MAIS, cet accord de principe doit être assorti d’un vaste programme de sensibilisation, de
prévention de l’exploitation sexuelle et de lutte contre la prostitution au sens large et plus
particulièrement, la prostitution de rue en :
• soutenant les associations de terrain via notamment l’octroi de subsides, mise à
disposition de locaux,…
• en luttant, plus efficacement, contre les problèmes annexes comme la toxicomanie,
principal but à l’activité prostitutionnelle de rue. Sans revenir sur le projet TADAM, il
convient de lutter contre les toxicomanes profonds, l’une des priorités affirmée par
le MR. Lutter contre la toxicomanie, c’est lutter contre la prostitution de rue vu
l’interdépendance des deux problématiques.
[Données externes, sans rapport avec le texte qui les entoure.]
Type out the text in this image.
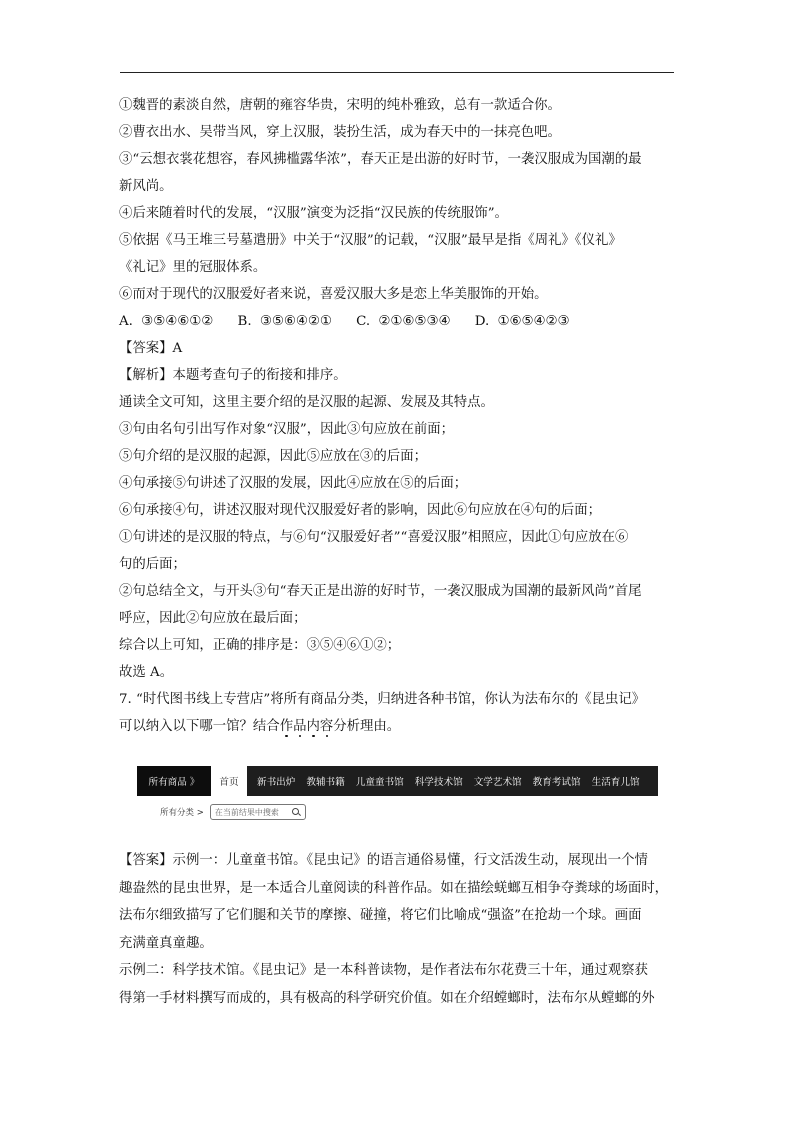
①魏晋的素淡自然，唐朝的雍容华贵，宋明的纯朴雅致，总有一款适合你。
②曹衣出水、吴带当风，穿上汉服，装扮生活，成为春天中的一抹亮色吧。
③“云想衣裳花想容，春风拂槛露华浓”，春天正是出游的好时节，一袭汉服成为国潮的最
新风尚。
④后来随着时代的发展，“汉服”演变为泛指“汉民族的传统服饰”。
⑤依据《马王堆三号墓遣册》中关于“汉服”的记载，“汉服”最早是指《周礼》《仪礼》
《礼记》里的冠服体系。
⑥而对于现代的汉服爱好者来说，喜爱汉服大多是恋上华美服饰的开始。
A. ③⑤④⑥①② B. ③⑤⑥④②① C. ②①⑥⑤③④ D. ①⑥⑤④②③
【答案】A
【解析】本题考查句子的衔接和排序。
通读全文可知，这里主要介绍的是汉服的起源、发展及其特点。
③句由名句引出写作对象“汉服”，因此③句应放在前面；
⑤句介绍的是汉服的起源，因此⑤应放在③的后面；
④句承接⑤句讲述了汉服的发展，因此④应放在⑤的后面；
⑥句承接④句，讲述汉服对现代汉服爱好者的影响，因此⑥句应放在④句的后面；
①句讲述的是汉服的特点，与⑥句“汉服爱好者”“喜爱汉服”相照应，因此①句应放在⑥
句的后面；
②句总结全文，与开头③句“春天正是出游的好时节，一袭汉服成为国潮的最新风尚”首尾
呼应，因此②句应放在最后面；
综合以上可知，正确的排序是：③⑤④⑥①②；
故选 A。
7. “时代图书线上专营店”将所有商品分类，归纳进各种书馆，你认为法布尔的《昆虫记》
可以纳入以下哪一馆？结合作品内容分析理由。
所有商品 》	首页	新书出炉 教辅书籍 儿童童书馆 科学技术馆 文学艺术馆 教育考试馆 生活育儿馆
所有分类 > 在当前结果中搜索
【答案】示例一：儿童童书馆。《昆虫记》的语言通俗易懂，行文活泼生动，展现出一个情
趣盎然的昆虫世界，是一本适合儿童阅读的科普作品。如在描绘蜣螂互相争夺粪球的场面时，
法布尔细致描写了它们腿和关节的摩擦、碰撞，将它们比喻成“强盗”在抢劫一个球。画面
充满童真童趣。
示例二：科学技术馆。《昆虫记》是一本科普读物，是作者法布尔花费三十年，通过观察获
得第一手材料撰写而成的，具有极高的科学研究价值。如在介绍螳螂时，法布尔从螳螂的外
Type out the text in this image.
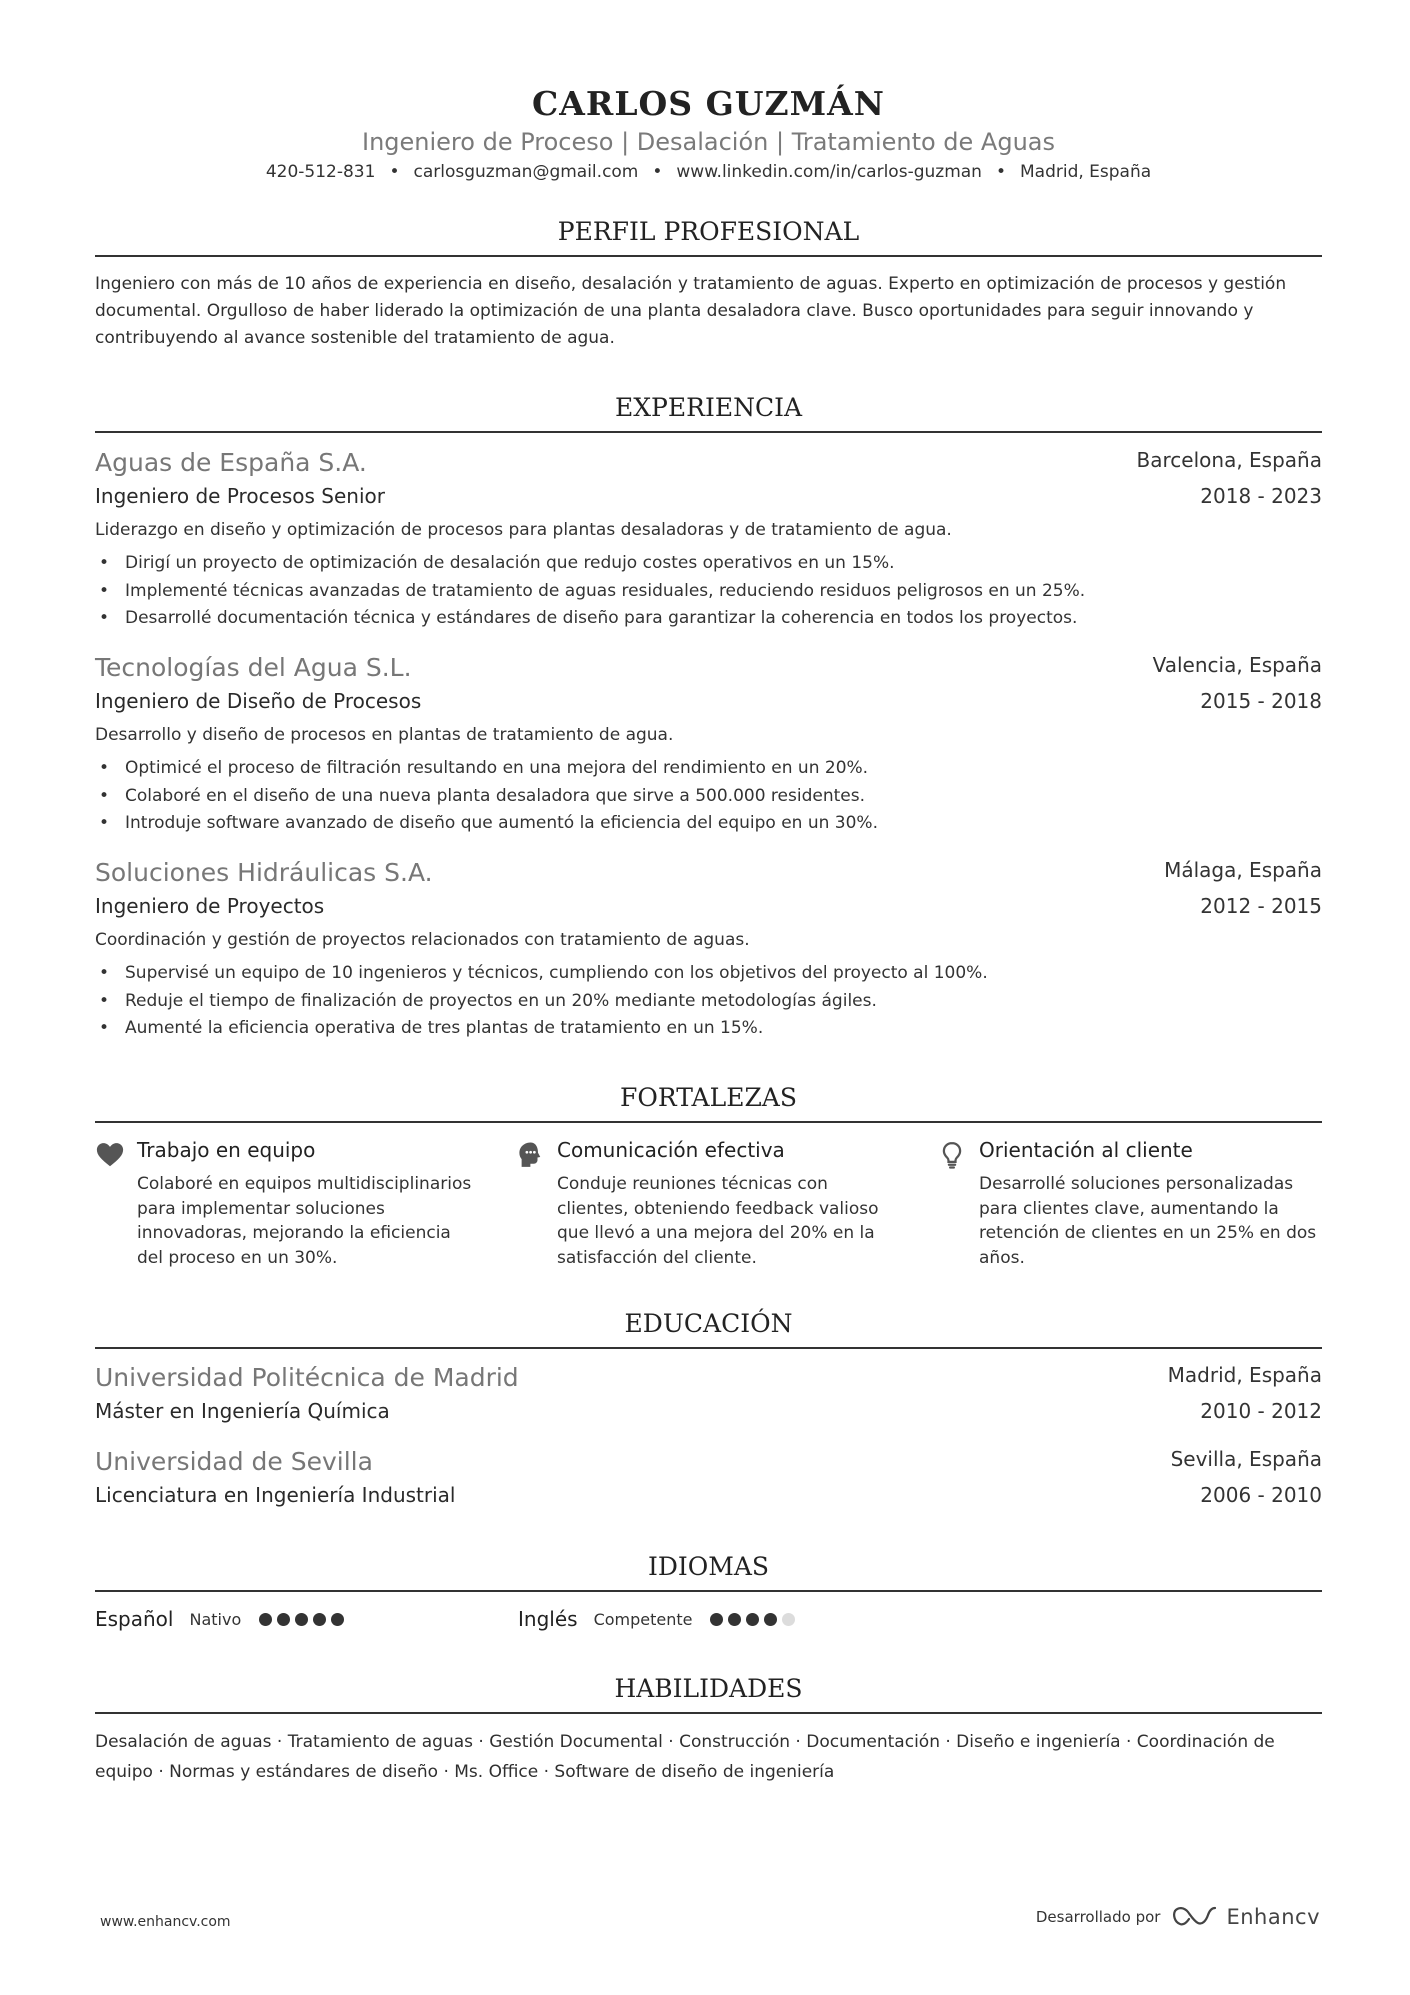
CARLOS GUZMÁN
Ingeniero de Proceso | Desalación | Tratamiento de Aguas
420-512-831 • carlosguzman@gmail.com • www.linkedin.com/in/carlos-guzman • Madrid, España
PERFIL PROFESIONAL
Ingeniero con más de 10 años de experiencia en diseño, desalación y tratamiento de aguas. Experto en optimización de procesos y gestión documental. Orgulloso de haber liderado la optimización de una planta desaladora clave. Busco oportunidades para seguir innovando y contribuyendo al avance sostenible del tratamiento de agua.
EXPERIENCIA
Aguas de España S.A.	Barcelona, España
Ingeniero de Procesos Senior	2018 - 2023
Liderazgo en diseño y optimización de procesos para plantas desaladoras y de tratamiento de agua.
• Dirigí un proyecto de optimización de desalación que redujo costes operativos en un 15%.
• Implementé técnicas avanzadas de tratamiento de aguas residuales, reduciendo residuos peligrosos en un 25%.
• Desarrollé documentación técnica y estándares de diseño para garantizar la coherencia en todos los proyectos.
Tecnologías del Agua S.L.	Valencia, España
Ingeniero de Diseño de Procesos	2015 - 2018
Desarrollo y diseño de procesos en plantas de tratamiento de agua.
• Optimicé el proceso de filtración resultando en una mejora del rendimiento en un 20%.
• Colaboré en el diseño de una nueva planta desaladora que sirve a 500.000 residentes.
• Introduje software avanzado de diseño que aumentó la eficiencia del equipo en un 30%.
Soluciones Hidráulicas S.A.	Málaga, España
Ingeniero de Proyectos	2012 - 2015
Coordinación y gestión de proyectos relacionados con tratamiento de aguas.
• Supervisé un equipo de 10 ingenieros y técnicos, cumpliendo con los objetivos del proyecto al 100%.
• Reduje el tiempo de finalización de proyectos en un 20% mediante metodologías ágiles.
• Aumenté la eficiencia operativa de tres plantas de tratamiento en un 15%.
FORTALEZAS
Trabajo en equipo
Colaboré en equipos multidisciplinarios para implementar soluciones innovadoras, mejorando la eficiencia del proceso en un 30%.
Comunicación efectiva
Conduje reuniones técnicas con clientes, obteniendo feedback valioso que llevó a una mejora del 20% en la satisfacción del cliente.
Orientación al cliente
Desarrollé soluciones personalizadas para clientes clave, aumentando la retención de clientes en un 25% en dos años.
EDUCACIÓN
Universidad Politécnica de Madrid	Madrid, España
Máster en Ingeniería Química	2010 - 2012
Universidad de Sevilla	Sevilla, España
Licenciatura en Ingeniería Industrial	2006 - 2010
IDIOMAS
Español Nativo	Inglés Competente
HABILIDADES
Desalación de aguas · Tratamiento de aguas · Gestión Documental · Construcción · Documentación · Diseño e ingeniería · Coordinación de equipo · Normas y estándares de diseño · Ms. Office · Software de diseño de ingeniería
www.enhancv.com	Desarrollado por	Enhancv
• en prévoyant des relais sanitaires et l’accès aux services de santé et social:
pourquoi, à l’instar de l’Association française « Les Amis du bus des femmes », ne
pas créer un relais entre le trottoir et les services médicaux, sociaux et
administratifs sous forme d’un bus qui assurerait des permanences mobiles diurnes
et nocturnes avec à son bord du personnel médical et des éducateurs ? Cela
permettrait de donner aux personnes prostituées non seulement une politique de
prévention mais également, les aider dans leurs démarches administratives et
sociales et éventuellement dans leurs démarches de recherche d’emploi et de
logement pour celles qui décident d’arrêter la prostitution.
• en répondant aux besoins de personnes prostituées migrantes en développant,
comme c’est le cas en Suisse, un programme d’intervention avec des médiateurs
culturels ;
• en développant un réseau de travail de façon local, national voire international sur
la thématique prostitution via le prisme de l’accès et la promotion à la santé, du
sida et maladies sexuellement transmissibles, de la migration,…
8. Afin de lutter contre la prostitution, le Mouvement Réformateur désire également
qu’un plan d’actions soit mis en place sur les thématiques suivantes :
l’élaboration d’un plan concret, et financièrement doté, de réinsertion et
d’accompagnement pour les personnes prostituées qui veulent en sortir ;
l’organisation de campagnes de sensibilisation sur la prostitution et les problèmes
annexes comme l’industrie du sexe, la toxicomanie, la violence, l’itinérance et les
maladies transmissibles sexuellement, via les médias et l’éducation nationale,
auprès de la population avec des publics cibles : les jeunes, les clients (au lieu de
les punir pénalement comme en Suède, privilégier la reconnaissance du phénomène
de la prostitution et ses moyens de l’éradiquer )…
Le MR s’est, par ailleurs, étonné, dans le cadre du Budget 2011, de l’absence de trace du
projet de l’Eros Center alors qu’il doit être annoncé dans les prochaines semaines tout
comme le MR s’étonne de l’absence d’une appréhension globale de l’activité
prostitutionnelle.
Le MR attend une prise de position claire, et non dissonante, de la majorité et entend que
ses réflexions puissent être associées au débat qui s’en suivra.